Cytokine receptor signals have been suggested to stimulate cell differentiation during hemato/lymphopoiesis. Such action, however, has not been clearly demonstrated. Here, we show that adult B cell development in IL-7−/− and IL-7Rα2/− mice is arrested at the pre–pro-B cell stage due to insufficient expression of the B cell–specific transcription factor EBF and its target genes, which form a transcription factor network in determining B lineage specification. EBF expression is restored in IL-7−/− pre–pro-B cells upon IL-7 stimulation or in IL-7Rα−/− pre–pro-B cells by activation of STAT5, a major signaling molecule downstream of the IL-7R signaling pathway. Furthermore, enforced EBF expression partially rescues B cell development in IL-7Rα−/− mice. Thus, IL-7 receptor signaling is a participant in the formation of the transcription factor network during B lymphopoiesis by up-regulating EBF, allowing stage transition from the pre–pro-B to further maturational stages.
B cell development is regulated by multiple B cell–specific transcription factors (1, 2). Both E2A and EBF are necessary for initiating B cell differentiation through the cooperative regulation of B cell–specific genes, such as RAG1, RAG2, Igα, Igβ, λ5, Vpre-B, and CD19 (1, 2). Another transcription factor, PU.1, as well as E2A can up-regulate the promoter activity of the EBF gene (3, 4). Moreover, Pax5 gene expression is regulated by E2A and EBF (5). Once Pax5 is expressed, B cell progenitors are irreversibly committed to B cell lineage (6). Therefore, hierarchical regulation of these transcription factors may be a key for acquisition of B lineage specificity in B cell progenitors. It remains unclear, however, whether the formation of this transcription factor network occurs in a cell autonomous manner or requires extracellular stimuli provided by stromal cells in bone marrow.

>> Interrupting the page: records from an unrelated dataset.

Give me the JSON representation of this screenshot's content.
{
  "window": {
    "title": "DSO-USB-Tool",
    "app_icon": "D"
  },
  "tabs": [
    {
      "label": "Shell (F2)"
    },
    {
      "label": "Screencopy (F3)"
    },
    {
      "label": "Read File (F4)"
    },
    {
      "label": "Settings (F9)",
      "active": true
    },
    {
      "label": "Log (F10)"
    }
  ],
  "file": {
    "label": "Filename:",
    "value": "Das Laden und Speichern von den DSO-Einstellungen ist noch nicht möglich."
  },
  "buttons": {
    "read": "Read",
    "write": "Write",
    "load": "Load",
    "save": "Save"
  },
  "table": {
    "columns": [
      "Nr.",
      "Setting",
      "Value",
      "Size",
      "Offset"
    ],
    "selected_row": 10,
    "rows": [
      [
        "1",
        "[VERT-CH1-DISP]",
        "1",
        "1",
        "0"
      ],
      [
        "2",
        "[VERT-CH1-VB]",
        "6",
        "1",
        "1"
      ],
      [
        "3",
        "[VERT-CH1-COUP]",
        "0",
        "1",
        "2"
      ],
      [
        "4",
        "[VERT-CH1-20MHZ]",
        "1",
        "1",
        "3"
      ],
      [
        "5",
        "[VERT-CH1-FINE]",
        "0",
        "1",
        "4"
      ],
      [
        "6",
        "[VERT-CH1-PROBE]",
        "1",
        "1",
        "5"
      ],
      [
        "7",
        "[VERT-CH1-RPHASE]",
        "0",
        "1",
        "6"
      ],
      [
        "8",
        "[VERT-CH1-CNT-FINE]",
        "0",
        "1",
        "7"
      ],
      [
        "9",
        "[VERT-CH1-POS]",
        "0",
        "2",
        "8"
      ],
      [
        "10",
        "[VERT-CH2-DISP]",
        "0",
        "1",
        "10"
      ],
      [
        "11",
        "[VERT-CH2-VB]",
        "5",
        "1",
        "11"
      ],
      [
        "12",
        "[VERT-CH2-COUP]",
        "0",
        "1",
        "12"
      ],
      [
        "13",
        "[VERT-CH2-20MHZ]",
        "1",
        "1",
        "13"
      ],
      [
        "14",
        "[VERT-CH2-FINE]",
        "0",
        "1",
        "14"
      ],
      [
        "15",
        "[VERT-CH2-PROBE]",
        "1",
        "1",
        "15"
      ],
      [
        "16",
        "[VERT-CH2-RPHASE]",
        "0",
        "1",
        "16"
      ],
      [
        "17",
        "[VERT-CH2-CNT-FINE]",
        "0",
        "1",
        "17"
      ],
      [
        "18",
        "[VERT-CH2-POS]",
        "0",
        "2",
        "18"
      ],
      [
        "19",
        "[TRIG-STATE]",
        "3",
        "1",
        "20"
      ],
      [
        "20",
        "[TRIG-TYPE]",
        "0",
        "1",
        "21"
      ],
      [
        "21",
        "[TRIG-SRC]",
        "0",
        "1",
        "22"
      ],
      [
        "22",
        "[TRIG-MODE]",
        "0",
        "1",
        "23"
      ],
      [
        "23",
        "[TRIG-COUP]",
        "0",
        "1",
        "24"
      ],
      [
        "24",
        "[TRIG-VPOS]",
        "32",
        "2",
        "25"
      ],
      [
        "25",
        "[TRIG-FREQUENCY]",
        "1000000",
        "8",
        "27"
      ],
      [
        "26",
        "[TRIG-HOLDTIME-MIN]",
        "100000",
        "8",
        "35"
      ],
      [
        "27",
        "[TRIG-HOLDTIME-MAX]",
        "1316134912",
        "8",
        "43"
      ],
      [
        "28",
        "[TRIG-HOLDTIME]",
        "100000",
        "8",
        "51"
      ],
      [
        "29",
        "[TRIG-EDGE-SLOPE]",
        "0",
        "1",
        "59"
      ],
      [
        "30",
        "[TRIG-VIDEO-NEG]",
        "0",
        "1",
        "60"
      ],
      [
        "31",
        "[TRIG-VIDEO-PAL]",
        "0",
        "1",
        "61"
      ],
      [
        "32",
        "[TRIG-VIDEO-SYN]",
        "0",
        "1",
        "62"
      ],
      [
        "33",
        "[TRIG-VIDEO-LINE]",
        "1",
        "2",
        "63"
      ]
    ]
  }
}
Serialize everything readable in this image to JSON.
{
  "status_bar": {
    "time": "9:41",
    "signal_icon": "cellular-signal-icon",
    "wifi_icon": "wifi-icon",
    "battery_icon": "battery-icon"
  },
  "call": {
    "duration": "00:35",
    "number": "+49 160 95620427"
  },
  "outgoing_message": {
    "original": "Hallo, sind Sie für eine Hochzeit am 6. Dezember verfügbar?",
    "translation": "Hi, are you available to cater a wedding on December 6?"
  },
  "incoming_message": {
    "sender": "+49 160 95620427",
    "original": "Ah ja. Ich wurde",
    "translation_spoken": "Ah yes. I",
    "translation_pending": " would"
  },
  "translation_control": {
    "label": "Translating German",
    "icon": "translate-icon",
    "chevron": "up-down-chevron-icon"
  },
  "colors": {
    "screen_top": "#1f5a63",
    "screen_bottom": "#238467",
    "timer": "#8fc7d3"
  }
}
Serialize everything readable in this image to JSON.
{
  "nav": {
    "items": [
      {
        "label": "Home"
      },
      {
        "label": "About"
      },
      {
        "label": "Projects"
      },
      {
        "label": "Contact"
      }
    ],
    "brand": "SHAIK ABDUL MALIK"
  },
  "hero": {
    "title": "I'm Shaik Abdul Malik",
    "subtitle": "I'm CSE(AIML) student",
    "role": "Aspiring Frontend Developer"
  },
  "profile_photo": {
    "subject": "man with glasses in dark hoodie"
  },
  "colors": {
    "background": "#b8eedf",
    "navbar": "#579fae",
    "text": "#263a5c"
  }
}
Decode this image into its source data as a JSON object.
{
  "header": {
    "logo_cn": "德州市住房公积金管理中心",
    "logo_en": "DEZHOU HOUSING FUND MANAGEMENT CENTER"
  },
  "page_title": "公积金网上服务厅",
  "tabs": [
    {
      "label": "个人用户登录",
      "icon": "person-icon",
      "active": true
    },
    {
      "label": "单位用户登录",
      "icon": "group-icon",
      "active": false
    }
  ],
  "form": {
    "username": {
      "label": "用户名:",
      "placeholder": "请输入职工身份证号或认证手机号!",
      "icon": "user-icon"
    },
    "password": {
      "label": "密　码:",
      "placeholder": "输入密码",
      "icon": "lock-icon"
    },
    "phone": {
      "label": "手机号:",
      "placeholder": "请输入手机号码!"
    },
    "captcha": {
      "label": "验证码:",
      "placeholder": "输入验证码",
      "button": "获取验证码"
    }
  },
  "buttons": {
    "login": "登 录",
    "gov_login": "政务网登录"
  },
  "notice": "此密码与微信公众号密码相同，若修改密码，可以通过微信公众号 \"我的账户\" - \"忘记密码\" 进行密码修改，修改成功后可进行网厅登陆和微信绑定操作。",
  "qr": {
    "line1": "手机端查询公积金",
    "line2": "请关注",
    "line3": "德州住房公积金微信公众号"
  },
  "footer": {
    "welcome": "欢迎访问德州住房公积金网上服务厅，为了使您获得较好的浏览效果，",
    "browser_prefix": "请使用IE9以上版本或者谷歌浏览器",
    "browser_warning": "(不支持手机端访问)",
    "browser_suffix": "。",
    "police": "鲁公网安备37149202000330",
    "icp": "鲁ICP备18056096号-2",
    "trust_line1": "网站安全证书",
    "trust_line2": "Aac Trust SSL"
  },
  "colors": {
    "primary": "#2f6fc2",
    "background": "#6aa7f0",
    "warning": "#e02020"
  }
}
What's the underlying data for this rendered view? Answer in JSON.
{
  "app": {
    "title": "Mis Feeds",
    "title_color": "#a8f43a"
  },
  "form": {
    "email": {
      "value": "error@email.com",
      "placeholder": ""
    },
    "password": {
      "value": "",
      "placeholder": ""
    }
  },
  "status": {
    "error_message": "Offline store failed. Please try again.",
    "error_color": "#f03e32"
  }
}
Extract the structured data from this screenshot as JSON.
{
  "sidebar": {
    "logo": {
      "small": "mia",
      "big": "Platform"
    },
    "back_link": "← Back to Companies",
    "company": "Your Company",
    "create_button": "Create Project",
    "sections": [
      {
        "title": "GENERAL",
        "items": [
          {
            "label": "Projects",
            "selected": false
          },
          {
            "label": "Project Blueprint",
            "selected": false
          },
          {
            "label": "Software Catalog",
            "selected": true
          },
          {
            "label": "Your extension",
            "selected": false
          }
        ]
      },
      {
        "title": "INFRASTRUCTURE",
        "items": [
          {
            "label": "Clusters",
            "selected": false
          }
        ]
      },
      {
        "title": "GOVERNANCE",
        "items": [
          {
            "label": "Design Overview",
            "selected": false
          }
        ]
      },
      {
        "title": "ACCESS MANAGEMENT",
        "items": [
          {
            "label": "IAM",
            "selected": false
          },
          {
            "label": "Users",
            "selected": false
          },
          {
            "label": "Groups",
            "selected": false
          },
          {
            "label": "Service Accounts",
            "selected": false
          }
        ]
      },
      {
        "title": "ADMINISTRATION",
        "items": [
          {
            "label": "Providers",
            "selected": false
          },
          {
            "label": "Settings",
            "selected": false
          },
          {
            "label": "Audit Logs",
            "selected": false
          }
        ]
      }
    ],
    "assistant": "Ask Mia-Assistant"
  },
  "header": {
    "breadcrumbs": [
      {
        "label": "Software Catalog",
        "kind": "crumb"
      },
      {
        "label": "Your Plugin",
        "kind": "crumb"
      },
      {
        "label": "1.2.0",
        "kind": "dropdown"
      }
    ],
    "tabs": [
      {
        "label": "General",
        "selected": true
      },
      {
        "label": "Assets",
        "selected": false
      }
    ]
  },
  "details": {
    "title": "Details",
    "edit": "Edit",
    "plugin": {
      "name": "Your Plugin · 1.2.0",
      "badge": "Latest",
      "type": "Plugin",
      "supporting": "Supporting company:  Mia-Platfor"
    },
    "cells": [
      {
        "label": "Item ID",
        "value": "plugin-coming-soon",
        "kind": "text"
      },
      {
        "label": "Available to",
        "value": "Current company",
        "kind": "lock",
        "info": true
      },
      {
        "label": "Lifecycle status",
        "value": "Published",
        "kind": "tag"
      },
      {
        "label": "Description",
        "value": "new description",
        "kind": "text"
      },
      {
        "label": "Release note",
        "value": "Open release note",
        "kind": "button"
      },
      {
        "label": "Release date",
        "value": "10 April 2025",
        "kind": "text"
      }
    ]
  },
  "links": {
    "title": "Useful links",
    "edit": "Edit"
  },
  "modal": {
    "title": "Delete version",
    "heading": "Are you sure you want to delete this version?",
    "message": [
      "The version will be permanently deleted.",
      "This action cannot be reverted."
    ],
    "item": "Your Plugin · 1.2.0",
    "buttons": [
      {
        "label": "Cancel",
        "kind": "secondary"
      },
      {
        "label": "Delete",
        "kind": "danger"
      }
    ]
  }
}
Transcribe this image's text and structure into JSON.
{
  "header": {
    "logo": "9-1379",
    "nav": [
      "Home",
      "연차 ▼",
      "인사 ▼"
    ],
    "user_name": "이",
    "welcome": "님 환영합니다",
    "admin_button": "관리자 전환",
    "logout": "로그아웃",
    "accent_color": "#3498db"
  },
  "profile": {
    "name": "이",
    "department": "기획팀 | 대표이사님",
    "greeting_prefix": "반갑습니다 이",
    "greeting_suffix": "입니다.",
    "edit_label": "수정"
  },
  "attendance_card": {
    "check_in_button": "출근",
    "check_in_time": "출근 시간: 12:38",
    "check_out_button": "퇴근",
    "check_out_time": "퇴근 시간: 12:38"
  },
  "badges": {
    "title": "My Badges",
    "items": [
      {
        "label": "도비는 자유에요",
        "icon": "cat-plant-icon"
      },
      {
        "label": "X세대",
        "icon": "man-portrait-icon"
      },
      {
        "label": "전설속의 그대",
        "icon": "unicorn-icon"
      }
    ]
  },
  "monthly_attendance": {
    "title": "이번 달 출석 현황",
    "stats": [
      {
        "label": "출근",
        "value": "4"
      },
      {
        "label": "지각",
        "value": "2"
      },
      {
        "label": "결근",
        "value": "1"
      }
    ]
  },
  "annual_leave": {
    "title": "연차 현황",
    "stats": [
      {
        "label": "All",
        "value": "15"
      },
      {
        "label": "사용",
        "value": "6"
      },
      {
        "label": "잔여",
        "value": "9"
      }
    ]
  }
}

Flt3 ligand, stem cell factor (SCF), and IL-7 are important cytokines for B cell development (7–9). Among these cytokines, only IL-7 can promote stage transition from B220+CD19− pre–pro-B cells to B220+CD19+ pro-B cells, whereas Flt3 ligand or SCF enhances the proliferation of B cell progenitors in in vitro cultures (10). Studies from IL-7Rα−/− mice reported conflicting results of the stage at which B cell development is arrested. One paper suggests a role of IL-7R signaling in regulation of IgH gene rearrangement for transition from pro-B to pre-B stage (11). Other papers indicate that B cell development in IL-7Rα−/− mice is arrested at an earlier point than the pro-B/pre-B transition stage, such as the early pro-B stage (using Hardy's nomenclature, fraction B; references 12, 13) or even earlier at the common lymphoid progenitor (CLP) stage (14). Furthermore, impaired T cell development in IL-7Rα−/− or γc−/− mice is rescued by enforced Bcl-2 expression, but rescue of B cell development is not observed in the same mice (15–17), suggesting that the primary function of IL-7R signaling is not to maintain cell survival but to promote cell differentiation and/or stimulate cell proliferation during B cell development. Together, these observations imply a role of IL-7 in stage transition during early adult B cell development. Nonetheless, the molecular basis of its function remains totally unknown.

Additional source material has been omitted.